Я поднял взгляд, когда она вошла в гримерку, и вскочил с кресла. Словно увидел привидение. Дыхание перехватило. Я не мог в это поверить – она, блин, выглядела точно так же (ну, разве что джинсы другого бренда, и без стрижки каскадом). Наши взоры встретились, и мы, оба широко улыбнувшись, бросились друг другу в объятья. Чувства, которые я испытывал, сильно отличались от того трепета, возникающего у шкафчиков в нашем залитом свете школьном холле. Это счастье, которое можно испытать, только когда воссоединяешься с кем-то из прошлого, как некое подтверждение того, что ты реально жил. Мы сели и немного пообщались, поговорив о супругах, детях и семье, смеясь над неприятностями, которые раньше сами себе устраивали, и обсудили, чем сейчас занимаются все наши старые друзья. Время шло незаметно, но вскоре мне уже пора было готовиться к выступлению, так что я попросил Сэнди остаться после концерта, чтобы пообщаться за кружечкой пива. Я выбежал из комнаты, чтобы написать сет-лист и ждать, когда погаснет свет.

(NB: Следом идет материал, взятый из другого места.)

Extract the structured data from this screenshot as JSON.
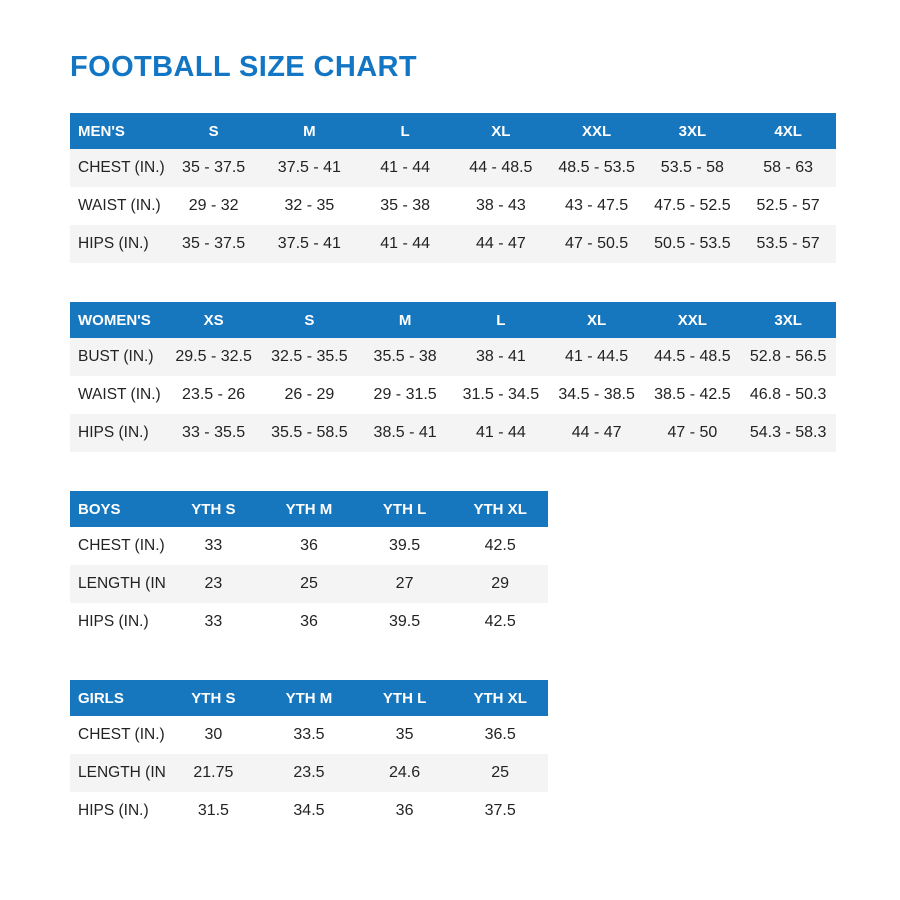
{
  "title": "FOOTBALL SIZE CHART",
  "colors": {
    "title_text": "#1276C4",
    "header_bg": "#1777BE",
    "header_text": "#FFFFFF",
    "shaded_row_bg": "#F4F4F4",
    "body_text": "#232323"
  },
  "tables": [
    {
      "name": "MEN'S",
      "size": "wide",
      "columns": [
        "S",
        "M",
        "L",
        "XL",
        "XXL",
        "3XL",
        "4XL"
      ],
      "rows": [
        {
          "label": "CHEST (IN.)",
          "shaded": true,
          "values": [
            "35 - 37.5",
            "37.5 - 41",
            "41 - 44",
            "44 - 48.5",
            "48.5 - 53.5",
            "53.5 - 58",
            "58 - 63"
          ]
        },
        {
          "label": "WAIST (IN.)",
          "shaded": false,
          "values": [
            "29 - 32",
            "32 - 35",
            "35 - 38",
            "38 - 43",
            "43 - 47.5",
            "47.5 - 52.5",
            "52.5 - 57"
          ]
        },
        {
          "label": "HIPS (IN.)",
          "shaded": true,
          "values": [
            "35 - 37.5",
            "37.5 - 41",
            "41 - 44",
            "44 - 47",
            "47 - 50.5",
            "50.5 - 53.5",
            "53.5 - 57"
          ]
        }
      ]
    },
    {
      "name": "WOMEN'S",
      "size": "wide",
      "columns": [
        "XS",
        "S",
        "M",
        "L",
        "XL",
        "XXL",
        "3XL"
      ],
      "rows": [
        {
          "label": "BUST (IN.)",
          "shaded": true,
          "values": [
            "29.5 - 32.5",
            "32.5 - 35.5",
            "35.5 - 38",
            "38 - 41",
            "41 - 44.5",
            "44.5 - 48.5",
            "52.8 - 56.5"
          ]
        },
        {
          "label": "WAIST (IN.)",
          "shaded": false,
          "values": [
            "23.5 - 26",
            "26 - 29",
            "29 - 31.5",
            "31.5 - 34.5",
            "34.5 - 38.5",
            "38.5 - 42.5",
            "46.8 - 50.3"
          ]
        },
        {
          "label": "HIPS (IN.)",
          "shaded": true,
          "values": [
            "33 - 35.5",
            "35.5 - 58.5",
            "38.5 - 41",
            "41 - 44",
            "44 - 47",
            "47 - 50",
            "54.3 - 58.3"
          ]
        }
      ]
    },
    {
      "name": "BOYS",
      "size": "narrow",
      "columns": [
        "YTH S",
        "YTH M",
        "YTH L",
        "YTH XL"
      ],
      "rows": [
        {
          "label": "CHEST (IN.)",
          "shaded": false,
          "values": [
            "33",
            "36",
            "39.5",
            "42.5"
          ]
        },
        {
          "label": "LENGTH (IN.)",
          "shaded": true,
          "values": [
            "23",
            "25",
            "27",
            "29"
          ]
        },
        {
          "label": "HIPS (IN.)",
          "shaded": false,
          "values": [
            "33",
            "36",
            "39.5",
            "42.5"
          ]
        }
      ]
    },
    {
      "name": "GIRLS",
      "size": "narrow",
      "columns": [
        "YTH S",
        "YTH M",
        "YTH L",
        "YTH XL"
      ],
      "rows": [
        {
          "label": "CHEST (IN.)",
          "shaded": false,
          "values": [
            "30",
            "33.5",
            "35",
            "36.5"
          ]
        },
        {
          "label": "LENGTH (IN.)",
          "shaded": true,
          "values": [
            "21.75",
            "23.5",
            "24.6",
            "25"
          ]
        },
        {
          "label": "HIPS (IN.)",
          "shaded": false,
          "values": [
            "31.5",
            "34.5",
            "36",
            "37.5"
          ]
        }
      ]
    }
  ]
}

Когда мы вышли на сцену тем вечером, зал ревел так, как ревут только на шоу в родном городе. Это было в сто раз громче, чем на любом другом выступлении в том туре, и меня переполняли эмоции. Я провел здесь детство, лазая по деревьям, жуя табак, прогуливая школу, поджигая петарды, обыскивая ручьи в поисках раков и рисуя на стенах, – так что знал эти улицы, этих людей, и они знали меня. В тот вечер я играл, вкладывая в каждый аккорд частичку себя, с благодарностью за воспоминания, возвращая в зал ту лавину любви, которая захлестывала меня с каждой песней, спетой вместе. В какой-то момент, когда я играл триумфальное гитарное соло, быстро скользя пальцами по грифу, стоя на краю сцены перед ревущей толпой, я посмотрел вниз и увидел Сэнди… в том же самом месте, где она стояла в моем сне, в ночь, когда она разбила мне сердце. Я остановился и понял, что тридцать лет назад, будучи тринадцатилетним подростком, я ясно представлял себе именно этот момент. Я будто это предвидел, а теперь это, черт возьми, стало реальностью!! Каким бы безумием это ни казалось, моя юношеская мечта о рок-н-ролле сбылась. С одной лишь разницей: Сэнди не рыдала, жалея, что бросила меня.
Нет.
Она очаровательно улыбалась, ее небесно-голубые глаза сияли. Она подняла в воздух средний палец, и по ее губам я прочитал эти бессмертные слова.
«Пошел ты на хер, говнюк!»
«У тебя что, голова не болит?»
Скрючившись я лежал на холодной земле, надо мной нависали охваченные ужасом лица друзей. Окровавленная клюшка для гольфа с глухим стуком упала на свежескошенный газон. «Ээээ… Болит, наверное…» – ответил я, потирая затылок и еще не понимая, что мои длинные волосы уже в крови от огромной раны, оставленной отцовской питчинг-ведж[14] в моем маленьком девятилетнем черепе.
«Н-н-наверное, тебе надо домой…» – хором пробормотали они.
Слегка ошалевший, я собрал в кулак все свои силы, поднялся с земли и поплелся через дорогу домой, все еще не чувствуя боли. Был солнечный воскресный день, и, как и каждые выходные, нашу идиллическую захолустную тупиковую улицу наводнила молодежь. Здесь всегда кипела жизнь: гудели газонокосилки, слышался перезвон велосипедных звонков и азартные крики играющих в футбол ребят.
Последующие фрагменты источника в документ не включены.